Pasukan Prancis Bunuh 10 Anggota Militan

Sonya Michaella    •    Rabu, 23 Dec 2015 14:21 WIB
terorisme
Pasukan Prancis Bunuh 10 Anggota Militan
Pasukan Prancis terlibat baku tembak di Mali Utara (Foto:AFP)

Metrotvnews.com, Paris: Kementerian Pertahanan Prancis mengatakan pasukan Prancis menangkap atau membunuh sekitar 10 anggota gerakan militan dalam pertempuran berat di akhir pekan di Mali Utara.

"Pasukan Barkhane Prancis terlibat dalam empat jam baku tembak semalaman pada Sabtu 19 Desember dekat Menaka dengan kelompok Al Murabitoun yang memiliki kaitan dengan Al Qaeda," kata Kementerian Pertahanan Prancis di Paris.

"Sekitar 10 teroris berhasil dilumpuhkan, bahwa tentara Prancis menyita dua truk pick-up, selusin sepeda motor dan sejumlah senjata juga bahan peledak," lanjutnya, seperti dikutip AFP, Rabu (23/12/2015).

Dalam jargon militer tersebut, dinetralkan berarti dibunuh atau ditangkap.

Al-Murabitoun telah bertanggung jawab atas banyak serangan terhadap warga sipil di Mali dan Niger, serta pasukan militer lokal dan internasional.

Kelompok militan itu dibentuk pada 2013 oleh penggabungan dari Al Qaeda Mokhtar Belmokhtar dan Gerakan untuk Kesatuan dan Jihad di Afrika Barat (MUJAQ) yang telah aktif di wilayah Gao, utara Mali.

Teroris ini juga mengaku di balik serangan 20 November di Hotel Radisson Blu di Ibu Kota Mali, Bamako yang menewaskan 20 orang. Tragedi tersebut adalah operasi bersama dengan Al Qaeda di Maghreb Islam (AQIM).
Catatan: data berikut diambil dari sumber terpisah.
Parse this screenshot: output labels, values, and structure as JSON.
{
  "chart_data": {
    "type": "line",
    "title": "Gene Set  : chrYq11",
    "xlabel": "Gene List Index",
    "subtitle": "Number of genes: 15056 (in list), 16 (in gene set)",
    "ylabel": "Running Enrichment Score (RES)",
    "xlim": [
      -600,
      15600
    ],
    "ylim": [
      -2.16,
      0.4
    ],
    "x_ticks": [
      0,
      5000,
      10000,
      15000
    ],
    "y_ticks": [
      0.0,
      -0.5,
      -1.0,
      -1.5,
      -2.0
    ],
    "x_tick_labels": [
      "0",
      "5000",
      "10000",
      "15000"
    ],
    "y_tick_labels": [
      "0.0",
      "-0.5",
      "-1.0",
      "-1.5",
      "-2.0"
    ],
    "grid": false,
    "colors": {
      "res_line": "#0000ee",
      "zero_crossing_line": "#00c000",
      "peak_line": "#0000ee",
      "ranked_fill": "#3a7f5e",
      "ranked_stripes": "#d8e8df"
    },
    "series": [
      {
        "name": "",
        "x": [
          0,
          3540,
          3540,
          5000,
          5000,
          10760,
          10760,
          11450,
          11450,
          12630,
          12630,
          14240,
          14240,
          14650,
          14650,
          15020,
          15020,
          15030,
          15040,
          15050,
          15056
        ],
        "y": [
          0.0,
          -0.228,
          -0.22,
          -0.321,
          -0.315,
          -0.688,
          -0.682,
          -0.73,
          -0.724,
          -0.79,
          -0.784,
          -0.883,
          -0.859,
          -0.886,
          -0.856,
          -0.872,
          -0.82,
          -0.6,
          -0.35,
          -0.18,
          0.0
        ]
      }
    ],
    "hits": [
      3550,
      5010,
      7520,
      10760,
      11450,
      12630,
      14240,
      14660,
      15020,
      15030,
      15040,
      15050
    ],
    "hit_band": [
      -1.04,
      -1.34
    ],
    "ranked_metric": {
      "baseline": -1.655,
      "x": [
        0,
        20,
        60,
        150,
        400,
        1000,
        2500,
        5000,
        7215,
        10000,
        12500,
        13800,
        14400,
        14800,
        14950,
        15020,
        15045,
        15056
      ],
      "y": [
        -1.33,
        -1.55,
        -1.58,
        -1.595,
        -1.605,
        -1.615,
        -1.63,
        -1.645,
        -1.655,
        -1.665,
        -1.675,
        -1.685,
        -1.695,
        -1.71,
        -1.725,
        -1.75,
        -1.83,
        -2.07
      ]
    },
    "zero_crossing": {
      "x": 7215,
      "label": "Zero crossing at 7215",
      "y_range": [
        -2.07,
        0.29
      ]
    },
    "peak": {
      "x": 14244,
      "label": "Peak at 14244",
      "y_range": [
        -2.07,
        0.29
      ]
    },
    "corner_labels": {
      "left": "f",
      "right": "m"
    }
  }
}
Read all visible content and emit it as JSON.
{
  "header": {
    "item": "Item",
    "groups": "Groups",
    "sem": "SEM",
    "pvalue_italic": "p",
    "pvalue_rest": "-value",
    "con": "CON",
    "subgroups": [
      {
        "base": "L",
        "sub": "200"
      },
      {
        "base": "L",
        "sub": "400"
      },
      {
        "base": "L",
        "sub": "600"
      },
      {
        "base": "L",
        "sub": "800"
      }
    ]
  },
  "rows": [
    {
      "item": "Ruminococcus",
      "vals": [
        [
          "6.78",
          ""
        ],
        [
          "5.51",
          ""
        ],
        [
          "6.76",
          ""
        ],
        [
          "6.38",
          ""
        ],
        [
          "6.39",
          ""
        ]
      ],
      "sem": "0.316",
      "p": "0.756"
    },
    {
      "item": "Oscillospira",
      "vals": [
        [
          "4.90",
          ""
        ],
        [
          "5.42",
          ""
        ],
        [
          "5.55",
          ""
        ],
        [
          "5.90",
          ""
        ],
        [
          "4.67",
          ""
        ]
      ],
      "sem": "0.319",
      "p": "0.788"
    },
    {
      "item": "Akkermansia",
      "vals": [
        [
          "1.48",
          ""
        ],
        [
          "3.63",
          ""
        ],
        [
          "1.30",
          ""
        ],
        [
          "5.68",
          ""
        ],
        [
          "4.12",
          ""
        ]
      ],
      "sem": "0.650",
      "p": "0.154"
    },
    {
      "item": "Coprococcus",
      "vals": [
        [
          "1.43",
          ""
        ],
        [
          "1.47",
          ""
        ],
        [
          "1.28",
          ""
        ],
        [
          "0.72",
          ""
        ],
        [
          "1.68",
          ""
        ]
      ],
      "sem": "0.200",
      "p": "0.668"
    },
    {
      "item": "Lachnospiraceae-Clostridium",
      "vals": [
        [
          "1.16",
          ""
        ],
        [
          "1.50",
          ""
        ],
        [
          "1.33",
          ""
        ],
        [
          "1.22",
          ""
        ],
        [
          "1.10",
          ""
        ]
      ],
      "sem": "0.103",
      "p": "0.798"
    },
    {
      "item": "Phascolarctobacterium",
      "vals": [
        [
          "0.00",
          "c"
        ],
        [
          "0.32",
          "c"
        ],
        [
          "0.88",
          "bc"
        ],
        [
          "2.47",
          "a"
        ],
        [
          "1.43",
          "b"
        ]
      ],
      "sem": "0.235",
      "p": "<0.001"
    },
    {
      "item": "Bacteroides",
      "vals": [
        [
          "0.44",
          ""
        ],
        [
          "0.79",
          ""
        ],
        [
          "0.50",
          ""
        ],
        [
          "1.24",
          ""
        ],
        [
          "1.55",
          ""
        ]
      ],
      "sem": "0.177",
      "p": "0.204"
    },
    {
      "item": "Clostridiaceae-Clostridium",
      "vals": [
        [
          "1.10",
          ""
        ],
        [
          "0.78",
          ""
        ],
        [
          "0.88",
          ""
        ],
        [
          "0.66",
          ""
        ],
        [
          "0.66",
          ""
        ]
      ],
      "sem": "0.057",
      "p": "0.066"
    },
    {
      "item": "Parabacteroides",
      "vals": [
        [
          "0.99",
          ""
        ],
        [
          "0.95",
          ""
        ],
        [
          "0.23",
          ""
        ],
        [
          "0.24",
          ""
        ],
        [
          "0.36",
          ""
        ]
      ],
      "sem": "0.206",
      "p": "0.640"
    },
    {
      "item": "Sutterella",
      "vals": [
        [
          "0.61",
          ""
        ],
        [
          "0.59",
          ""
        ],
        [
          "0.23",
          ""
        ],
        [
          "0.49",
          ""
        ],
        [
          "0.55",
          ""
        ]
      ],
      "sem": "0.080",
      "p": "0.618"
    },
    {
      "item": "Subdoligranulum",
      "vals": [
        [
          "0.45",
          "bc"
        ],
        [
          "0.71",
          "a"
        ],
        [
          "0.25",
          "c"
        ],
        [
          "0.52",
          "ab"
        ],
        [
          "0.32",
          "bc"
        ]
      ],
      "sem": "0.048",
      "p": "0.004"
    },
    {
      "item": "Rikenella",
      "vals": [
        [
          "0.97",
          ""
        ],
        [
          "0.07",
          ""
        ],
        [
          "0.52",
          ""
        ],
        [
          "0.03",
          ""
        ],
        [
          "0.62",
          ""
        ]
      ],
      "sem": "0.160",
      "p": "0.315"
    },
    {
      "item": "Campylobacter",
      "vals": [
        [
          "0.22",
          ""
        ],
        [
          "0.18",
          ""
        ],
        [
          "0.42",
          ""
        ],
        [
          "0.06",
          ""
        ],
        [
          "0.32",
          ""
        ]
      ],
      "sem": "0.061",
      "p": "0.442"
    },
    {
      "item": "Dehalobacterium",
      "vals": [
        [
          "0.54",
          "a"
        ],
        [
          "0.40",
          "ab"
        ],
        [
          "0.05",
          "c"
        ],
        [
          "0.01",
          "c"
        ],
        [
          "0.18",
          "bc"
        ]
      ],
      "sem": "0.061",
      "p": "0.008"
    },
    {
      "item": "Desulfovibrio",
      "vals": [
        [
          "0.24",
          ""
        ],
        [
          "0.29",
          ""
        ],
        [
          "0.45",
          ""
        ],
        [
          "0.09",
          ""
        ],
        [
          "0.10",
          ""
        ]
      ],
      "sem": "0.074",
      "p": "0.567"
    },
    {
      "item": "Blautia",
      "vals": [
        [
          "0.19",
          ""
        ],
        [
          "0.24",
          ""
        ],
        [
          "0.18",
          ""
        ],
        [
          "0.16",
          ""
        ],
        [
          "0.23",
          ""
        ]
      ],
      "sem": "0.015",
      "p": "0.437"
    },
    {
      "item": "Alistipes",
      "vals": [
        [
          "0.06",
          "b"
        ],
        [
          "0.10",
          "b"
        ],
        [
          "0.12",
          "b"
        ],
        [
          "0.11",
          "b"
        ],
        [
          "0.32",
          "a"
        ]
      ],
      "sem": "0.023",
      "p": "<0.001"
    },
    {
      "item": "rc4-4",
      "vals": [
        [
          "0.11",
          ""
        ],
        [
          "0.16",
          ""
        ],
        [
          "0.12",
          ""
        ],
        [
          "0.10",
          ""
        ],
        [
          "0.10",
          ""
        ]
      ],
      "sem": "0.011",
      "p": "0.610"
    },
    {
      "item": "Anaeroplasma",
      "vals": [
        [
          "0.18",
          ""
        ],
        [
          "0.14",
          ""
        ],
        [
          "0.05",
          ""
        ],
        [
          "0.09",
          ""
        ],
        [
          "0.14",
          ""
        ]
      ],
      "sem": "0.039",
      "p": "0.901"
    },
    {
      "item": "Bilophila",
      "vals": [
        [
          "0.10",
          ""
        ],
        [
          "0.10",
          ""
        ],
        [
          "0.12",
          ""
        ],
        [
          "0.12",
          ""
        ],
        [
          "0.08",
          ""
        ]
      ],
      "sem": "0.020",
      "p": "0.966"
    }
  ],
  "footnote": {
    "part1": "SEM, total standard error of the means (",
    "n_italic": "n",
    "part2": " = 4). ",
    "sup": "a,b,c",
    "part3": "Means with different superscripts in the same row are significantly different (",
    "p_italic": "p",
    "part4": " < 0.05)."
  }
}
Kelompok jihad lain yang baru-baru ini muncul di tengah Mali, Front Pembebasan Macina, kemudian juga mengaku bertanggung jawab. Mereka bekerja sama dengan Ansar Dine, kelompok dari Mali Utara.

Pada Senin 21 Desember, pemerintah memberlakukan kembali keadaan nasional darurat selama 10 hari terakhir pada tahun ini untuk menghadang setiap ancaman teror.

Mali Utara jatuh di bawah kendali kelompok militan yang terkait dengan Al Qaeda tahun 2012.

Kelompok Islam sebagian digulingkan oleh operasi militer Prancis yang diluncurkan pada Januari 2013, namun sebagian besar wilayah Mali tetap tanpa hukum dan rentan serangan.